云昭收衣服的时候,从阳台竹竿上摘下一件旧围裙。蓝布已经洗得发白了,胸前绣着一朵小花,线的颜色褪成了淡粉色,边沿的布磨得起了毛,系带也松了。电子猫蹲在洗衣盆边上,看她把围裙叠好,搭在手臂上。程自在从客厅过来,看了一眼,说这件围裙比我年纪还大吧。云昭说是的,这是你奶奶的围裙,她做饭的时候都穿着它。
电子猫凑过去闻了闻,棉布的气味里混着油盐的香,像在厨房里挂了很多年晒了很多次太阳留下的。它用爪子碰了碰围裙兜,兜口已经松垮了,能看见里面垫了一层布。程自在说这兜还补过,云昭说是的,以前你奶奶把零钱、钥匙都放这个兜里,兜磨破了就补一块,补了好几次。
沈知白从书房出来,接过围裙看了看,说这布是手工织的土布,现在买不到了。云昭说以前的人都自己织布,自己缝衣服。程自在把围裙拿回去,在自己身上比了比,围裙太短了,只到大腿。他说奶奶个子矮,这件围裙她穿正合适。沈知白说围裙是厨房里的见证者,每一道污渍都是一顿饭。
电子猫蹲在旁边,看着那条围裙被叠了又展开,展开又叠上。它伸出爪子,碰了碰绣花的花瓣,线已经毛了,像是被洗了太多次,所有棱角都磨圆了。云昭说这围裙还能用,留着擦手也行。程自在说擦手可惜了,挂回去吧,看着也好看。他把围裙搭回竹竿上,蓝色的布在风里轻轻摆了一下,又静下来。

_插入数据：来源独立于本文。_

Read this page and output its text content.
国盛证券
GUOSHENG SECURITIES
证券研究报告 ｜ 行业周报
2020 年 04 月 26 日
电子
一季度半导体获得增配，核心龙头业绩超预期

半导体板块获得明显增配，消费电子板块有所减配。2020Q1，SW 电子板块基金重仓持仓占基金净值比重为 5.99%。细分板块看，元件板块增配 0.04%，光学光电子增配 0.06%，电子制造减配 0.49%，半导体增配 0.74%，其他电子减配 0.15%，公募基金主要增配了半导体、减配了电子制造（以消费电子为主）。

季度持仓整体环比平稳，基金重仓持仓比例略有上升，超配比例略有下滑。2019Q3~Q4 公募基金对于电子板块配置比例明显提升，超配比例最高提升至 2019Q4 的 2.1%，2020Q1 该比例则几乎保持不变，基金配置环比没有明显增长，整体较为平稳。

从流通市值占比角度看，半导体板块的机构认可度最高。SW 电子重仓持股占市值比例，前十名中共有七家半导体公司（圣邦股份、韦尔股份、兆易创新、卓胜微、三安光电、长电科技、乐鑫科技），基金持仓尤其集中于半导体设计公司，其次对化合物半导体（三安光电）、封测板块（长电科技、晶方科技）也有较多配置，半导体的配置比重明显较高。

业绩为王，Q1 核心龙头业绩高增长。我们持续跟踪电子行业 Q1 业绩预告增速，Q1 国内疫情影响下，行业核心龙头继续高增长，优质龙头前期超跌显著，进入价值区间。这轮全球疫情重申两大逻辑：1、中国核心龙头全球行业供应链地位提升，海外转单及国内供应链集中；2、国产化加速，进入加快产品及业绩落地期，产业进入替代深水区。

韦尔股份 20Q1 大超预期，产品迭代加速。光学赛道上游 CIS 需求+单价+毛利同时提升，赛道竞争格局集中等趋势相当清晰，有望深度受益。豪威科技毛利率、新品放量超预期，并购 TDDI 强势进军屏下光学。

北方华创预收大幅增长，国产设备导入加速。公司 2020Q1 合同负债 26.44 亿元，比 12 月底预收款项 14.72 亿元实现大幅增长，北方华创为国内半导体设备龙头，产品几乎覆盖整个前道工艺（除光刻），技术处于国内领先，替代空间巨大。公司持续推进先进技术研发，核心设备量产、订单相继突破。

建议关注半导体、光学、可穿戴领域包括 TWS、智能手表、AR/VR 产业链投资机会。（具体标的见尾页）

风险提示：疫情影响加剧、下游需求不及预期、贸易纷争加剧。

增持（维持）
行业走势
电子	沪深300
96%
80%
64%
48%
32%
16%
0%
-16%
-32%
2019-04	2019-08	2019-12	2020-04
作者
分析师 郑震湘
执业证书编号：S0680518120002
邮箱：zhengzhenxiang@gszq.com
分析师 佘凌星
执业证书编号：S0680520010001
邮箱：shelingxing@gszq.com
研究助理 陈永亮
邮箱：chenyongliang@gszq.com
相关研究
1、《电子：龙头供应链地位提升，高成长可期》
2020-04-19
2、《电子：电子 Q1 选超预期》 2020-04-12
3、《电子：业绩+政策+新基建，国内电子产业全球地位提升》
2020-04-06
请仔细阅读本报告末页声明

下午的时候,云昭把那本旧相册拿出来,翻到新的一页。她把围裙挂在竹竿上的照片贴上去,蓝布被风吹得微微鼓起,绣花在阳光下显出轮廓。她在下面写了“旧围裙”三个字。程自在说这张拍得好,沈知白说也把风的重量拍进去了。电子猫跳上茶几,看着照片里的那件围裙,又转头看了看阳台竹竿上垂着的那件真围裙。它跳下茶几,走到阳台,在竹竿下面蹲下来,仰头看着围裙的下摆,在风里轻轻地动。
夜深了,月光照在阳台竹竿上,围裙垂着,蓝色的布面在夜里几乎成了黑色,绣花的轮廓看不清了。电子猫还蹲在下面,风从竹竿旁边绕过去,围裙下摆微微掀起又落下,像是有人在走动时带起的风。它把下巴搁在阳台地面上,望着那件围裙,闻着风里残留的油盐味。远处海洋馆的灯光还亮着,和围裙胸口那朵褪色的小花一样,在夜色里,静静的。它不知道这件围裙以后还会不会被穿起来,也许会被再系在腰上,走进厨房,掀起灶台上的锅盖,也许会被一直挂在竹竿上,布更白,线更毛。但它知道,现在它在这里,在竹竿下面,和它在一起。它想起云昭说过的话,你奶奶的围裙,做饭的时候都穿着。一个人,在灶台前,围着这件蓝布围裙,蒸一锅馒头,炒一碟青菜,围裙上落了面粉,溅了油点,都被洗掉了,又落上去,又洗掉。后来人不穿了,围裙被挂在竹竿上,被风干了又吹湿,被收下来叠过,又被挂回去,被一只猫蹲在下面看着,等着下一顿饭,也许明天就有,也许永远没有。